CD Review: Fovea Hex – Neither Speak Nor Remain Silent

Neither Speak Nor Remain Silent / Die Stadt DS89C

Originally issued between November 2005 and June 2007, Neither Speak Nor Remain Silent is a musical riddle masquerading as an extended narrative teased out across three self-contained EPs, each containing three tracks.

Reluctant to yield its meaning even to repeated exposure, this compelling triptych requires concentrated listening before its impressive sense of scale, which extends far beyond the base measurement of its carefully and equally proportioned sixty-minute playing time, begins to come fully into focus.

Beneath the poetically elliptical surface there’s more than a touch of precision tooling, the heady rococo-ornamented arc of the whole dotted with details that bristle, shimmer and dart across the surface of each of the nine movements like moonlight glancing on water or shooting stars against onyx-black skies to jolt the perspective and catch the ear.

Esoteric and revelling in its own hypnotically realised moments of ecstasy, the quasi-song cycle revolves around the spectral sonorities of Clodagh Simonds’ vocals. And if the long, loose-limbed lyricism of the voice offers a welcome echo of Simonds’ early-seventies cult progressive folk band Mellow Candle, the provenance of the meticulously executed accompaniment situates the project squarely in the here and now.

What surprises, given the personalities involved, is how coherent the whole remains, Simonds acting as both filter and funnel for a meticulously mapped yet improvisatory score that pulses and glows with energy and imagination.

It could hardly have been otherwise. Numbered among the contributing luminaries are Brian Eno, Robert Fripp, Cora Venus Lunny, Hollywood soundtrack composer Carter Burwell, Andrew McKenzie of the Hafler Trio, and Roger Doyle, all of whom, and more, are seamlessly woven into an extraordinary sonic latticework by producer Colin Potter.

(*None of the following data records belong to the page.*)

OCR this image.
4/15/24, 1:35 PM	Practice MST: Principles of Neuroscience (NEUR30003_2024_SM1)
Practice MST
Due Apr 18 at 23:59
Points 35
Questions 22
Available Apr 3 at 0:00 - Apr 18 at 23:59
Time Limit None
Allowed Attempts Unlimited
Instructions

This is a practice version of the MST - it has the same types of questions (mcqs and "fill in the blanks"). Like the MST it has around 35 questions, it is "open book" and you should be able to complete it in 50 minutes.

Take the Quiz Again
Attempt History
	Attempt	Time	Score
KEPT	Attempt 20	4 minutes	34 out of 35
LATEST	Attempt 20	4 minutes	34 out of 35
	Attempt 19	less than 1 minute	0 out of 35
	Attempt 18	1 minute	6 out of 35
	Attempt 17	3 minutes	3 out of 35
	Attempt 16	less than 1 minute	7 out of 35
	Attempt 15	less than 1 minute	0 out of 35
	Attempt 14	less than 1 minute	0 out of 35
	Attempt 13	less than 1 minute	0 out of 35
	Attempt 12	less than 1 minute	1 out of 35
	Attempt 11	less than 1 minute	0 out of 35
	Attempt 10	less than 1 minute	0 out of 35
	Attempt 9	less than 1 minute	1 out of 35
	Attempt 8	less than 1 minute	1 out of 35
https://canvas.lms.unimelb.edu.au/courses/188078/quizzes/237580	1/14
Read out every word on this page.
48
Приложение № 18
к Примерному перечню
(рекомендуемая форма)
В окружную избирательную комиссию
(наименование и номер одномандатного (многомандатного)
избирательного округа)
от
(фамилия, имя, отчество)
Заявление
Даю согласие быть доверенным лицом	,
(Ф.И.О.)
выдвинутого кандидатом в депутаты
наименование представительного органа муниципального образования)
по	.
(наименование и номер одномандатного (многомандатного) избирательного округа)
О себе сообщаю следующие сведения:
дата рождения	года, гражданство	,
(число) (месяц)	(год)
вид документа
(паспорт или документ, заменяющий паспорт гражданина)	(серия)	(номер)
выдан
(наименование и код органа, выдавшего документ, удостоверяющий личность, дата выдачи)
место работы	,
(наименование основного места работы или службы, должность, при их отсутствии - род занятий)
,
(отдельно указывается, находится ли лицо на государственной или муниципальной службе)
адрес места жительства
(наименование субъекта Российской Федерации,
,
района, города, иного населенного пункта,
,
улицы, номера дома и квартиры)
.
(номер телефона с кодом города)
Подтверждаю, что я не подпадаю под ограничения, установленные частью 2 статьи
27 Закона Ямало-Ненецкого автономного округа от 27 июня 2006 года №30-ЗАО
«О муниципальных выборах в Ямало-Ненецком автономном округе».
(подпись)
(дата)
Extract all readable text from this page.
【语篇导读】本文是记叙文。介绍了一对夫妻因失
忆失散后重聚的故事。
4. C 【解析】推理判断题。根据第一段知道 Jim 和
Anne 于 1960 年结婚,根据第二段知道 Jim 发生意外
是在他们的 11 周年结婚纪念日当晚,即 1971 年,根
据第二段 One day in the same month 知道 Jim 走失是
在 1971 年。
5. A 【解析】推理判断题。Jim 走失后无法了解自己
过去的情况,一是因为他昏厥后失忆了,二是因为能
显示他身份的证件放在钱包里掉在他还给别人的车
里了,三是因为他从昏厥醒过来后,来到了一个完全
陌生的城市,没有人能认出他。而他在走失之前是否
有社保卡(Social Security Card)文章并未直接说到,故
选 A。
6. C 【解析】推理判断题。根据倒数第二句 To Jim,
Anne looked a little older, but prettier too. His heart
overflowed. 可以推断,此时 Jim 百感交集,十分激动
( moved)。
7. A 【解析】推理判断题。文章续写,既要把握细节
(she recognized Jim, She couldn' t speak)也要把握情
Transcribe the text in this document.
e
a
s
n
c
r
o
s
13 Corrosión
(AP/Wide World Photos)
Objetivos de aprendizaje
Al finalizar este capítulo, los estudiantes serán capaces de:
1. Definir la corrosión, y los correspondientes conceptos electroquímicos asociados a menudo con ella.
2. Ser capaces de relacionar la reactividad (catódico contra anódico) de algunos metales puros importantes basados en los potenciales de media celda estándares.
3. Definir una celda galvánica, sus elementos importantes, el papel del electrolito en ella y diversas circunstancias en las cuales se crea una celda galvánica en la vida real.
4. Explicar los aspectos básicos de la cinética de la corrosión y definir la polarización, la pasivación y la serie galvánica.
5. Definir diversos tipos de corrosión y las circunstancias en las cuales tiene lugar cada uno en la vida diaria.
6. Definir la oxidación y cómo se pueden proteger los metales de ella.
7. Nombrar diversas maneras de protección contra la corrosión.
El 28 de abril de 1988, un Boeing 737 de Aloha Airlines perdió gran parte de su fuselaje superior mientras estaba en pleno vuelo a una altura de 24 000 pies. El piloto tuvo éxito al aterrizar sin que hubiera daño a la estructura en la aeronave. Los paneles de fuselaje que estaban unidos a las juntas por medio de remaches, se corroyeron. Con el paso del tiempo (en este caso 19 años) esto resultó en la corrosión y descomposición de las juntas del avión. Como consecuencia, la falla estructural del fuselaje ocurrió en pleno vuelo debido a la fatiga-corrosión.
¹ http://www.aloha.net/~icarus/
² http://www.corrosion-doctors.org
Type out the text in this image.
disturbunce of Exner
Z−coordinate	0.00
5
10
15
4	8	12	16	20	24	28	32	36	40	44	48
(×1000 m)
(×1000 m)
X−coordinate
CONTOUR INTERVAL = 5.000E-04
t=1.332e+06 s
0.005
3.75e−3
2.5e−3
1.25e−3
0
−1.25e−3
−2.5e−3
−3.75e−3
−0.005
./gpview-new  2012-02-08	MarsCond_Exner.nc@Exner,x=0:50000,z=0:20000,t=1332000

The result is something simply compelling, a song cycle that behaves as if it’s an opera or a soundtrack that seems to be alive, creating itself in the moment… music constantly forming and re-forming from notes that behave as if they were quantum forces, magical, unpredictable and bewitching.

Dip into ‘While you’re away’, the third song on the second volume, Huge, for an example of just how simultaneously seductive and disconcerting this all can be. There’s a moment when a recording of a Marsh Warbler taking flight emerges out of a mellifluous melange of ‘shredded piano’, ‘subaquatic fretless bass’, ‘odd sounds, psalteries, chimes’ and ‘shifting, sieving tricks of light’ to mesmerise with the sheer unexpectedness of the effect.

It’s a telling moment, one that somehow gently grounds the listener again, a moment of almost palpable corporeality, of unguarded emotion, that compels one to think again about what has already been while also prompting a real desire to find out more, to push and persevere to the end in the hope of finding the key to unlock this most absorbing of riddles.

What it all means, I’ve no idea, but it’s going to be pure pleasure finding out.

Published on 1 May 2008

Michael Quinn is a freelance music and theatre journalist based in Co. Down.